O inconsciente produtivo não é um palco
onde se interpreta uma peça de teatro grego, não interiorizamos nada
porque não há interior, existem apenas fluxos, máquinas dispostas em
determinadas ordens. O inconsciente não repete indefinidamente uma peça
de teatro porque na verdade é uma usina atômica. Ele explode e podemos
ouvir o estrondo nos atravessar e ecoar pelo espaço ao nosso redor. Esta
produção desejante é completamente anedipiana, ela resiste ao Édipo.
Ninguém nos pergunta “quais são suas
máquinas desejantes?”, ninguém quer saber como você está organizado,
querem logo te encaixar em algum lugar.

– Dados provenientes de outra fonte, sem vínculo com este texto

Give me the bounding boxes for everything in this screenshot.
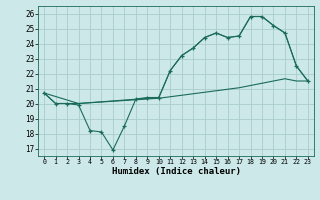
X-axis label: Humidex (Indice chaleur): Humidex (Indice chaleur) — [111, 167, 241, 176]
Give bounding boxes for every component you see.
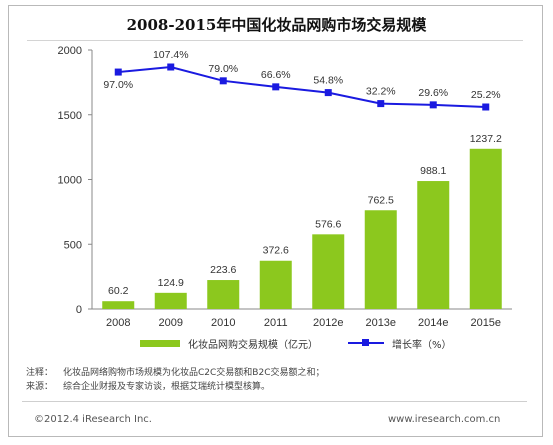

Nossas máquinas desejantes são
organizadas pela máquina social. O padre diz que você é filho de Deus, o
psicanalista te convida a se deitar no divã. A fantástica usina fica
então reduzida a um “sujo segredinho familiar”: papai-mamãe-filhinho.
Toda produção desejante é esmagada por Édipo e suas interpretações. O
desejo não quer ser interpretado, ele quer criar, quer expandir-se.
Nós somos máquinas desejantes movidas por
um inconsciente produtivo, façamos jus à definição! Enquanto formos
organizados por máquinas sociais, nossa produção se perderá
indefinidamente ou estará diretamente ligada a meios externos que não
nos convém. Máquinas gregárias ao invés de máquinas nômades. Primeira
tarefa positiva da esquizoanálise: descobrir suas próprias máquinas
desejantes. Não interpretar, mas experimentar. Esta é a condição
essencial para as produções se transformarem em intensidades. Produção a
serviço da improdução (ver Corpo sem Órgãos). Só assim é possível passar de máquinas entorpecidas para máquinas revolucionárias.
“se não se montar uma máquina revolucionária capaz de se fazer cargo do desejo e dos fenômenos de desejo, o desejo continuará sendo manipulado pelas forças de opressão e repressão, ameaçando, mesmo por dentro, as máquinas revolucionárias” – Deleuze, Conversações.